UC San Diego

An estimated 10^24 infections per second occur between bacteriophages and bacteria. This dissertation investigates these interactions of E.coli and Salmonella and their prophages. Chapter 1 is an introduction to the history of bacteriophages and their influence on molecular biology and studies of DNA replication. Chapter 2 includes an analysis of the binding of SeqA, a negative regulator of replication, throughout the bacterial chromosome and introduces a new mechanism of how SeqA is potentially involved in transcription regulation and regulating prophage life cycles. This mechanism was found by reanalyzing protein binding data from multiple ChIP-Chip studies and analyzing them with new bioinformatics programs BEDOPS and BEDTools and Markov modeling. The ChIP-Chip data is randomized and both random and observed signals filtered into varying signal strengths. The signals are chopped to 1 bp “regions” in order to get a fine-detailed analysis of the signals and comparison of randomized vs. observed. A method for analyzing GATCs based on pairing is developed and GATCs are randomized GATC locations are compared to observed GATCs. Multiple phage are very low in GATC content. Chapter 3 involves Illumina RNA-Seq analysis of Salmonella and its prophages to observe the Salmonella prophage activity. A workflow was developed using Galaxy and DEBrowser to observe differential expression using DESeq2, EdgeR, and Limma.
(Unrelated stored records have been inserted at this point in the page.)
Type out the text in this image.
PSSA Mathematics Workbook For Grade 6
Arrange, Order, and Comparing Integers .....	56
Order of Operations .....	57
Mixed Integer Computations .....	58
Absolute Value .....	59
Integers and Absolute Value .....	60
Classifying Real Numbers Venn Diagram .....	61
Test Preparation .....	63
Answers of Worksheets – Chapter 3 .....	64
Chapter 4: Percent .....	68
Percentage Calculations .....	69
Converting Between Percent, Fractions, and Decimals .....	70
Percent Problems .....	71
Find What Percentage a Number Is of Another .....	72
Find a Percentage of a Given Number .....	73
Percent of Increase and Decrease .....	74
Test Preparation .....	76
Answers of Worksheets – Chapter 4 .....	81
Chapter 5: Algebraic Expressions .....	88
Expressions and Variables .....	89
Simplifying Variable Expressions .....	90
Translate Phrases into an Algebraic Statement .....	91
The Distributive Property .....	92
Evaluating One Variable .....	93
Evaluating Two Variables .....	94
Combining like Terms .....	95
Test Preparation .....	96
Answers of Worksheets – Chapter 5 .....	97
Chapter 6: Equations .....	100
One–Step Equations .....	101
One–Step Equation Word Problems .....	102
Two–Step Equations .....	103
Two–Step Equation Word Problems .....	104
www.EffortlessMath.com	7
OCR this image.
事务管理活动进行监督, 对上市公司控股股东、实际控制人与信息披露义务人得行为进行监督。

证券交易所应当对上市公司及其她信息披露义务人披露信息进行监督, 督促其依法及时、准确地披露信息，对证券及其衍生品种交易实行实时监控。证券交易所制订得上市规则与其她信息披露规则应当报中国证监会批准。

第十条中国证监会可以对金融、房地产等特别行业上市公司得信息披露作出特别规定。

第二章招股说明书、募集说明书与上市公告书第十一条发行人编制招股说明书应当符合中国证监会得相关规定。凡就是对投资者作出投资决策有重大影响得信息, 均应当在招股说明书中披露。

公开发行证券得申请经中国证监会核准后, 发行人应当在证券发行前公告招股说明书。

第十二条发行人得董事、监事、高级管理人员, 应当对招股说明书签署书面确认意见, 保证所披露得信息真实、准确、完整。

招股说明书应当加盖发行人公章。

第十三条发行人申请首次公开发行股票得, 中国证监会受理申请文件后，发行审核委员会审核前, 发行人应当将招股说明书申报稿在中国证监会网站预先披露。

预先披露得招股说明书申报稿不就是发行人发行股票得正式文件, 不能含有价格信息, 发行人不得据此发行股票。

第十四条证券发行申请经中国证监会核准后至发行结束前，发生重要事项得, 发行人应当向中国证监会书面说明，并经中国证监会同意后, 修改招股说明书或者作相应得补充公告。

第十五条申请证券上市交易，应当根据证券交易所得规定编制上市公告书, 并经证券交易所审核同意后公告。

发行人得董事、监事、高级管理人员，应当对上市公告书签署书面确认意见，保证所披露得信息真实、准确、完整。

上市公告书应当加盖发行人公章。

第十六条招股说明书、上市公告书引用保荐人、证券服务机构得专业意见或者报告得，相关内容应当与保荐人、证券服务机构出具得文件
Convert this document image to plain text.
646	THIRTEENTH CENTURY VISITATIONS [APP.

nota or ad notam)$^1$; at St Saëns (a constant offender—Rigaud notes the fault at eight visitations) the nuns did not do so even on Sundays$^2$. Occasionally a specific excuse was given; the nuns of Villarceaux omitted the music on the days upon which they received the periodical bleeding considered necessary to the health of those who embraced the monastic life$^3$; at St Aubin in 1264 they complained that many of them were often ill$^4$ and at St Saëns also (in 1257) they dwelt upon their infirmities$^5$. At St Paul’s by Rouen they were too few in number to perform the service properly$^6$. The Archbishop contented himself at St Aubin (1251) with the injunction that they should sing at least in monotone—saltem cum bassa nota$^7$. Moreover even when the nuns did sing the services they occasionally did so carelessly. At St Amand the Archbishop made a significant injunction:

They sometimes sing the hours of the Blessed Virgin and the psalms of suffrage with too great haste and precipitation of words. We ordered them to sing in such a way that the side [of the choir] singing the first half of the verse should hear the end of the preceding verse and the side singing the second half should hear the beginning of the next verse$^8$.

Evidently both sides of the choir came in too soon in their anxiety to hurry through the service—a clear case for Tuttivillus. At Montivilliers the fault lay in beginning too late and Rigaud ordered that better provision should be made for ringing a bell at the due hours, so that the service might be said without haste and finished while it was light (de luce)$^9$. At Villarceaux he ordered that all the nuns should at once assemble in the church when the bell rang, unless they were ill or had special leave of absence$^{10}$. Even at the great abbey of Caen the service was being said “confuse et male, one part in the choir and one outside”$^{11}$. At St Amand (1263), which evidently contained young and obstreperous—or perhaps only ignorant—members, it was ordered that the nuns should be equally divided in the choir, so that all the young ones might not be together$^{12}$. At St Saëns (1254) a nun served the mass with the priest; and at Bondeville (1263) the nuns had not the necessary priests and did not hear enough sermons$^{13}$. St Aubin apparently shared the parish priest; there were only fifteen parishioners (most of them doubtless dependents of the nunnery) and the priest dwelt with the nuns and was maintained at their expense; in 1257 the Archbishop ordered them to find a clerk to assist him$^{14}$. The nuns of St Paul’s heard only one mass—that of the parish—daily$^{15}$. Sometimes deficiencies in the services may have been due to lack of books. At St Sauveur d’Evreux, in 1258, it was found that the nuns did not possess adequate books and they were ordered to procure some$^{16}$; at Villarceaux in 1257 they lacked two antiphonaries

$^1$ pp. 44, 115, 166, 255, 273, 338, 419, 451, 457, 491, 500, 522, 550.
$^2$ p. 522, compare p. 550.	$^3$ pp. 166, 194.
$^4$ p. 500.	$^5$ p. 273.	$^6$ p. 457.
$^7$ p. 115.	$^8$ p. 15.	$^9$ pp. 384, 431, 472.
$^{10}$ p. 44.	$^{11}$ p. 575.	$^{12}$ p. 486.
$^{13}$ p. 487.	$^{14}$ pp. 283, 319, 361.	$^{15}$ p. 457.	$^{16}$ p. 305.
Chapter 4 involves the investigation and development of an assay to observe genome duplications in vivo using the ParB:parS system and see if prophages recombination proteins are involved in this process. A P1 parS was placed in a region in which duplications occur frequently purH in between rrn operons rrnE and rrnB and compared to a region in which duplications do not occur frequently at argD. A second pMT1 parS is placed in a region in which duplications do not occur frequently at putA. Gifsy-1 prophage recombination genes (recE, recT, ninG) were cloned onto pRHA109-KanR plasmid and duplications can be assayed using pFH4034, which encodes for multiple fluorescent ParB fusions. Chapter 5 is the conclusion and is a perspective on the future of phage-related research. Appendix 1 contains programs and additional RNA-Seq analysis for Chapter 2 and Chapter 3.